Une fable tragique qui raconte comment un brave homme, un peu benêt mais intégré dans la communauté et apprécié de tous, est pris malgré lui dans l’engrenage de la violence. C’est superbement mis en scène, un grand coup de poing cinématographique. Matteo Garrone utilise à merveille le décor dans lequel il place son sujet, celui d’un quartier déshérité, curieusement situé en bord de mer, une ancienne station balnéaire en déchéance (allégorie de l’Italie ?). On a l’impression que la fête est finie, tout est décati, sale, terne. Même le petit peuple italien, autrefois sublimé dans les films de Fellini, Monicelli ou Pasolini, est décrit ici avec un réalisme froid et sociologique, loin du registre de la comédie et de la compassion.

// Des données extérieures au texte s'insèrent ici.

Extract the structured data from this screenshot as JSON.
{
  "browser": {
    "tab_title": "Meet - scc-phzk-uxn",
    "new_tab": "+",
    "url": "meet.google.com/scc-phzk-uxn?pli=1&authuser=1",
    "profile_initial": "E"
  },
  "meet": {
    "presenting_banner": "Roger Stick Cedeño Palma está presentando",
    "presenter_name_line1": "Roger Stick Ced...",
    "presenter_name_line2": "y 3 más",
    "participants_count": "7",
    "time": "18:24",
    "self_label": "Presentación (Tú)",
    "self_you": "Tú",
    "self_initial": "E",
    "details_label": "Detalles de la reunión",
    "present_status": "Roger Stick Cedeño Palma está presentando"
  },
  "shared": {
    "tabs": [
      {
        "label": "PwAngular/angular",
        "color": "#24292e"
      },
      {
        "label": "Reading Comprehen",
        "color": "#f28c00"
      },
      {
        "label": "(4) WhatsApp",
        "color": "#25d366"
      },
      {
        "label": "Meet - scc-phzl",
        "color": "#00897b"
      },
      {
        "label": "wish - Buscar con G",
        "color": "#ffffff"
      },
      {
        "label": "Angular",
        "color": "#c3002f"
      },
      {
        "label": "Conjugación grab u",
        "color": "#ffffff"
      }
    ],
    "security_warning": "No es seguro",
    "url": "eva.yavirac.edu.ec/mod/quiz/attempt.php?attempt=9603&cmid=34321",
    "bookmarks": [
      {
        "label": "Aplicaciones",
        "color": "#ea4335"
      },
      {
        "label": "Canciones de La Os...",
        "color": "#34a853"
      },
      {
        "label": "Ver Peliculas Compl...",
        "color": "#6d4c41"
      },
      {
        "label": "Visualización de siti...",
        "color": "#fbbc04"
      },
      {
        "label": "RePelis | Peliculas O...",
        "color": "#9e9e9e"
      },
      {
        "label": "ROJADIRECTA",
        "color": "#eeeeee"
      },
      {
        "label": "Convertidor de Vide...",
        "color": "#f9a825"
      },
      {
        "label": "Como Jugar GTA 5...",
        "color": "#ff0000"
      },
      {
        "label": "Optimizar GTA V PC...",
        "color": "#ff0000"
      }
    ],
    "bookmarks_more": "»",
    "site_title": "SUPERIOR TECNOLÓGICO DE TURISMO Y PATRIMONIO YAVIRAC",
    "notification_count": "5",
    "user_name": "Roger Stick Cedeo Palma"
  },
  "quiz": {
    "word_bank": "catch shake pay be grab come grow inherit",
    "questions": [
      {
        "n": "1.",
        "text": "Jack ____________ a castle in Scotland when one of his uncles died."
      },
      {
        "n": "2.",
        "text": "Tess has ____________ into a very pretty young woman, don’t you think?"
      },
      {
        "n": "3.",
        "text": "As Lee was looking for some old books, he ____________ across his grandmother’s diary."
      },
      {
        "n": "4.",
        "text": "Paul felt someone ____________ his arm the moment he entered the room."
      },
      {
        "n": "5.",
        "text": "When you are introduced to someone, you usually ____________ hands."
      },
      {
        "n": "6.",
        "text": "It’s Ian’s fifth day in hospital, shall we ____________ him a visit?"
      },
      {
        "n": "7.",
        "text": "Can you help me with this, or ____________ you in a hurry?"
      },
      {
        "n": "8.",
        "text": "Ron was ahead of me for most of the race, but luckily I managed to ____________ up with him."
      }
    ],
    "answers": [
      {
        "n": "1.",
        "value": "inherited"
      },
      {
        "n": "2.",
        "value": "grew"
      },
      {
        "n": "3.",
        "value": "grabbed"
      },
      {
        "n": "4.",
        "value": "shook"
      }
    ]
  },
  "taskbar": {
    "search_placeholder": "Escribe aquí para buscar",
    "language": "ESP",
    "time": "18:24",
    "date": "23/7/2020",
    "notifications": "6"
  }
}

Même si dans un premier temps le personnage de Marcello, toiletteur pour chiens, semble tout droit sorti d’un film de Monicelli. Même si les habitants se retrouvent toujours assez souvent à vivre (et manger) ensemble dans les rues de leur quartier. L’Italie de Garrone n’est plus rieuse et insouciante. Fini le rêve et la carte postale.
Marcello Fonte donne à la figure banale du toiletteur une épaisseur et une humanité extraordinaires, sans jamais surligner les choses. Tout passe par le regard, la gestuelle, la façon de marcher, la façon de parler. C’est le sourire étincelant de Marcello qui illumine toute la première partie du film. Il y a du Chaplin dans ce comédien, un mélange de tendresse, de drame et de révolte.
Puis l’ambiance devient crépusculaire, apocalyptique, asphyxiante. Inexorablement, Marcello perd son droit au bonheur.
Garrone dessine une Italie à la dérive, dans laquelle il n’y a plus d’esprit populaire et solidaire, dans laquelle la violence peut éclater à chaque instant, folle et enragée. Dans laquelle même l’amour d’une fille pour son père n'est plus d’aucun secours.
Ce n’est clairement pas une oeuvre qui vous remplit de joie, elle est pessimiste, désespérée, illustrant comment la violence finit par être le recours ultime des êtres humiliés par la société.
« Dogman » nous interroge sur la pente dangereuse sur laquelle est engagé notre monde.